I started from scratch, all 4 drives on on-board controller, AHCI mode on, created 4K sector v28 pool with striped mirrors using FreeBSD 9.0-RC1 LiveCD. Explicit checksum=fletcher4, compression=off settings on root file system. dd'ed a 10 GB file to it, and reading it gives the usual bad ~30 MB/sec reading per drive (visible with zpool iostat and gstat). Lowering vfs.zfs.vdev.min_pending and vfs.zfs.vdev.max_pending gives no difference.

So I exported the pool, booted an OpenIndiana installation CD, imported the pool, we dd read the same file using same block size, and there we go, zpool iostat reports we get 70 MB/sec per drive and everything completes twice as fast.

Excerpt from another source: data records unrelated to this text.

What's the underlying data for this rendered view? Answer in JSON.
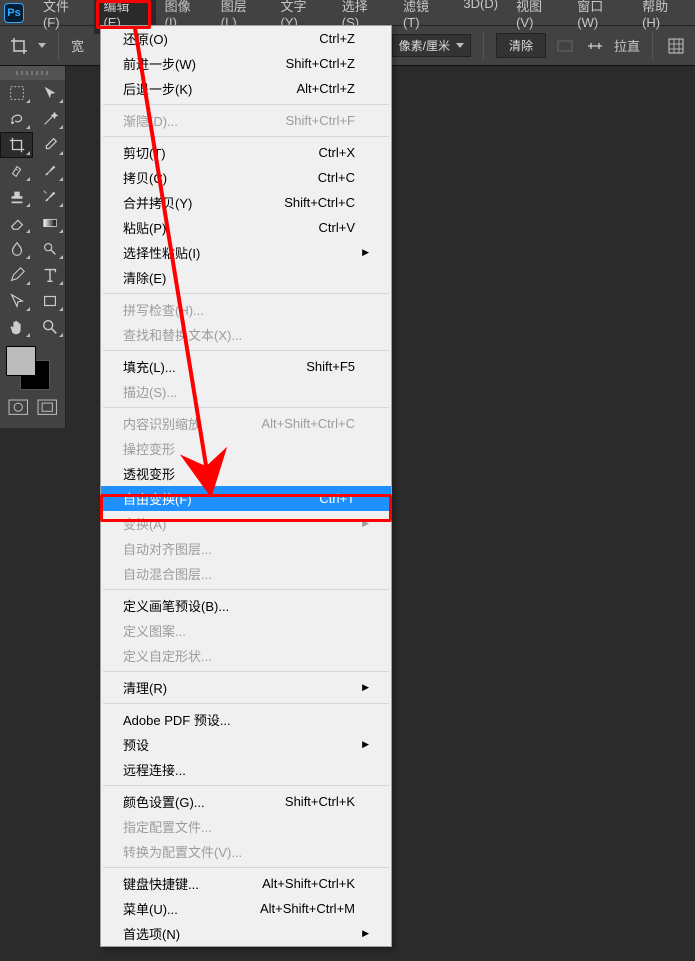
{
  "app": {
    "logo_text": "Ps"
  },
  "menubar": [
    {
      "label": "文件(F)"
    },
    {
      "label": "编辑(E)",
      "active": true
    },
    {
      "label": "图像(I)"
    },
    {
      "label": "图层(L)"
    },
    {
      "label": "文字(Y)"
    },
    {
      "label": "选择(S)"
    },
    {
      "label": "滤镜(T)"
    },
    {
      "label": "3D(D)"
    },
    {
      "label": "视图(V)"
    },
    {
      "label": "窗口(W)"
    },
    {
      "label": "帮助(H)"
    }
  ],
  "optionsbar": {
    "width_label": "宽",
    "units_dropdown": "像素/厘米",
    "clear_btn": "清除",
    "straighten_label": "拉直"
  },
  "edit_menu": [
    {
      "type": "item",
      "label": "还原(O)",
      "shortcut": "Ctrl+Z"
    },
    {
      "type": "item",
      "label": "前进一步(W)",
      "shortcut": "Shift+Ctrl+Z"
    },
    {
      "type": "item",
      "label": "后退一步(K)",
      "shortcut": "Alt+Ctrl+Z"
    },
    {
      "type": "sep"
    },
    {
      "type": "item",
      "label": "渐隐(D)...",
      "shortcut": "Shift+Ctrl+F",
      "disabled": true
    },
    {
      "type": "sep"
    },
    {
      "type": "item",
      "label": "剪切(T)",
      "shortcut": "Ctrl+X"
    },
    {
      "type": "item",
      "label": "拷贝(C)",
      "shortcut": "Ctrl+C"
    },
    {
      "type": "item",
      "label": "合并拷贝(Y)",
      "shortcut": "Shift+Ctrl+C"
    },
    {
      "type": "item",
      "label": "粘贴(P)",
      "shortcut": "Ctrl+V"
    },
    {
      "type": "item",
      "label": "选择性粘贴(I)",
      "submenu": true
    },
    {
      "type": "item",
      "label": "清除(E)"
    },
    {
      "type": "sep"
    },
    {
      "type": "item",
      "label": "拼写检查(H)...",
      "disabled": true
    },
    {
      "type": "item",
      "label": "查找和替换文本(X)...",
      "disabled": true
    },
    {
      "type": "sep"
    },
    {
      "type": "item",
      "label": "填充(L)...",
      "shortcut": "Shift+F5"
    },
    {
      "type": "item",
      "label": "描边(S)...",
      "disabled": true
    },
    {
      "type": "sep"
    },
    {
      "type": "item",
      "label": "内容识别缩放",
      "shortcut": "Alt+Shift+Ctrl+C",
      "disabled": true
    },
    {
      "type": "item",
      "label": "操控变形",
      "disabled": true
    },
    {
      "type": "item",
      "label": "透视变形"
    },
    {
      "type": "item",
      "label": "自由变换(F)",
      "shortcut": "Ctrl+T",
      "selected": true
    },
    {
      "type": "item",
      "label": "变换(A)",
      "submenu": true,
      "disabled": true
    },
    {
      "type": "item",
      "label": "自动对齐图层...",
      "disabled": true
    },
    {
      "type": "item",
      "label": "自动混合图层...",
      "disabled": true
    },
    {
      "type": "sep"
    },
    {
      "type": "item",
      "label": "定义画笔预设(B)..."
    },
    {
      "type": "item",
      "label": "定义图案...",
      "disabled": true
    },
    {
      "type": "item",
      "label": "定义自定形状...",
      "disabled": true
    },
    {
      "type": "sep"
    },
    {
      "type": "item",
      "label": "清理(R)",
      "submenu": true
    },
    {
      "type": "sep"
    },
    {
      "type": "item",
      "label": "Adobe PDF 预设..."
    },
    {
      "type": "item",
      "label": "预设",
      "submenu": true
    },
    {
      "type": "item",
      "label": "远程连接..."
    },
    {
      "type": "sep"
    },
    {
      "type": "item",
      "label": "颜色设置(G)...",
      "shortcut": "Shift+Ctrl+K"
    },
    {
      "type": "item",
      "label": "指定配置文件...",
      "disabled": true
    },
    {
      "type": "item",
      "label": "转换为配置文件(V)...",
      "disabled": true
    },
    {
      "type": "sep"
    },
    {
      "type": "item",
      "label": "键盘快捷键...",
      "shortcut": "Alt+Shift+Ctrl+K"
    },
    {
      "type": "item",
      "label": "菜单(U)...",
      "shortcut": "Alt+Shift+Ctrl+M"
    },
    {
      "type": "item",
      "label": "首选项(N)",
      "submenu": true
    }
  ],
  "tools": [
    "move",
    "marquee",
    "lasso",
    "wand",
    "crop",
    "eyedropper",
    "healing",
    "brush",
    "stamp",
    "history-brush",
    "eraser",
    "gradient",
    "blur",
    "dodge",
    "pen",
    "type",
    "path-select",
    "rectangle",
    "hand",
    "zoom"
  ]
}
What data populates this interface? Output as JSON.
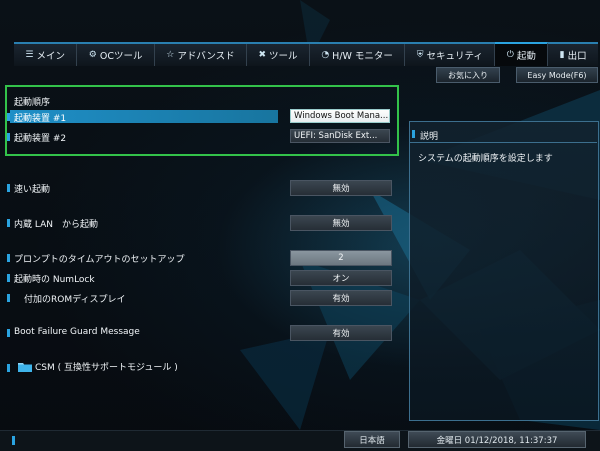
{
  "tabs": [
    {
      "icon": "☰",
      "label": "メイン"
    },
    {
      "icon": "⚙",
      "label": "OCツール"
    },
    {
      "icon": "☆",
      "label": "アドバンスド"
    },
    {
      "icon": "✖",
      "label": "ツール"
    },
    {
      "icon": "◔",
      "label": "H/W モニター"
    },
    {
      "icon": "⛨",
      "label": "セキュリティ"
    },
    {
      "icon": "⏻",
      "label": "起動"
    },
    {
      "icon": "▮",
      "label": "出口"
    }
  ],
  "top_buttons": {
    "favorites": "お気に入り",
    "easy_mode": "Easy Mode(F6)"
  },
  "boot_order": {
    "heading": "起動順序",
    "device1_label": "起動装置 #1",
    "device1_value": "Windows Boot Mana...",
    "device2_label": "起動装置 #2",
    "device2_value": "UEFI: SanDisk Ext..."
  },
  "settings": {
    "fast_boot_label": "速い起動",
    "fast_boot_value": "無効",
    "lan_boot_label": "内蔵 LAN　から起動",
    "lan_boot_value": "無効",
    "timeout_label": "プロンプトのタイムアウトのセットアップ",
    "timeout_value": "2",
    "numlock_label": "起動時の NumLock",
    "numlock_value": "オン",
    "rom_label": "付加のROMディスプレイ",
    "rom_value": "有効",
    "guard_label": "Boot Failure Guard Message",
    "guard_value": "有効",
    "csm_label": "CSM ( 互換性サポートモジュール )"
  },
  "description": {
    "title": "説明",
    "text": "システムの起動順序を設定します"
  },
  "bottom": {
    "language": "日本語",
    "datetime": "金曜日 01/12/2018, 11:37:37"
  },
  "colors": {
    "accent": "#2aa3e0",
    "highlight": "#1f8fc7",
    "box": "#33c24a"
  }
}
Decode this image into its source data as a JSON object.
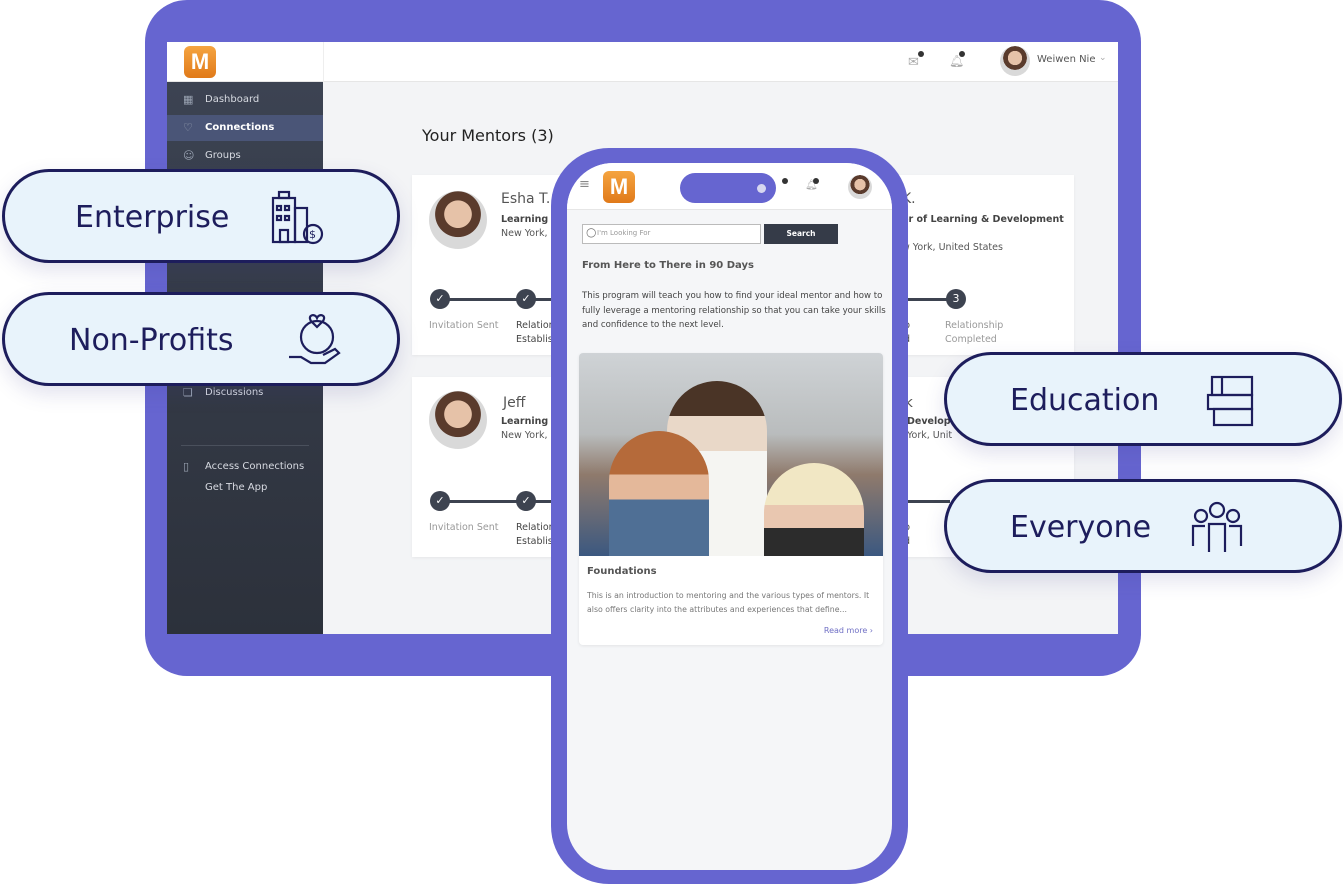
{
  "tablet": {
    "logo": "M",
    "user_name": "Weiwen Nie",
    "sidebar": [
      {
        "label": "Dashboard",
        "icon": "grid-icon"
      },
      {
        "label": "Connections",
        "icon": "handshake-icon",
        "active": true
      },
      {
        "label": "Groups",
        "icon": "people-icon"
      },
      {
        "label": "Discussions",
        "icon": "chat-icon"
      }
    ],
    "access_connections": "Access Connections",
    "get_app": "Get The App",
    "title": "Your Mentors (3)",
    "mentors": [
      {
        "name": "Esha T.",
        "role": "Learning a",
        "location": "New York,",
        "right_name": "K.",
        "right_role": "or of Learning & Development",
        "right_location": "w York, United States",
        "steps": [
          "Invitation Sent",
          "Relation",
          "Establis"
        ],
        "right_steps": [
          "p",
          "d"
        ],
        "final_step": "3",
        "final_label_1": "Relationship",
        "final_label_2": "Completed"
      },
      {
        "name": "Jeff",
        "role": "Learning a",
        "location": "New York,",
        "right_name": "ck",
        "right_role": "Develop",
        "right_location": "York, Unit",
        "steps": [
          "Invitation Sent",
          "Relation",
          "Establis"
        ],
        "right_steps": [
          "p",
          "d"
        ]
      }
    ]
  },
  "phone": {
    "logo": "M",
    "search_placeholder": "I'm Looking For",
    "search_button": "Search",
    "program_title": "From Here to There in 90 Days",
    "program_desc": "This program will teach you how to find your ideal mentor and how to fully leverage a mentoring relationship so that you can take your skills and confidence to the next level.",
    "course_title": "Foundations",
    "course_desc": "This is an introduction to mentoring and the various types of mentors. It also offers clarity into the attributes and experiences that define...",
    "read_more": "Read more ›"
  },
  "pills": [
    {
      "label": "Enterprise",
      "icon": "building-dollar-icon"
    },
    {
      "label": "Non-Profits",
      "icon": "hand-globe-heart-icon"
    },
    {
      "label": "Education",
      "icon": "books-icon"
    },
    {
      "label": "Everyone",
      "icon": "group-icon"
    }
  ],
  "colors": {
    "frame": "#6665d0",
    "pill_bg": "#e8f3fb",
    "pill_border": "#1d1d5c",
    "sidebar": "#353b48",
    "accent": "#f08a24"
  }
}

So apparently something is up with FreeBSD's ZFS implementation combined with my hardware combo...

Sebulon · Oct 29, 2011

I would also be very interested to see the same tests performed on 8.2-RELEASE and also 8-STABLE, to see if this is due to the implementation of V28 in general, or if this is restricted only to FreeBSD 9.

/Sebulon

Sfynx · Oct 29, 2011

8.2-RELEASE (pool v15, fs v4) also fails to load-balance mirrors during reads. Will see what happens with 8-STABLE.

Sfynx · Oct 29, 2011

And I got a breakthrough, feeling a bit stupid for not trying this earlier:

vfs.zfs.prefetch_disable was set to 1 due to the slightly less than 4 GB RAM available to FreeBSD. Setting this to 0 myself finally results in the excellent read speeds I also experienced in OpenIndiana. I get a steady 290 MB/sec read figure from the pool now. This also explains why writes were not affected.

I never expected this setting to be that big of a difference on mirrors, but in my case it seems so.

This rig will have 16 GB of RAM fairly soon, I expect that to be enough to leave prefetching enabled.

By the way, when I scrub the pool, it reports > 200 MB/sec scrub performance regardless of prefetch settings.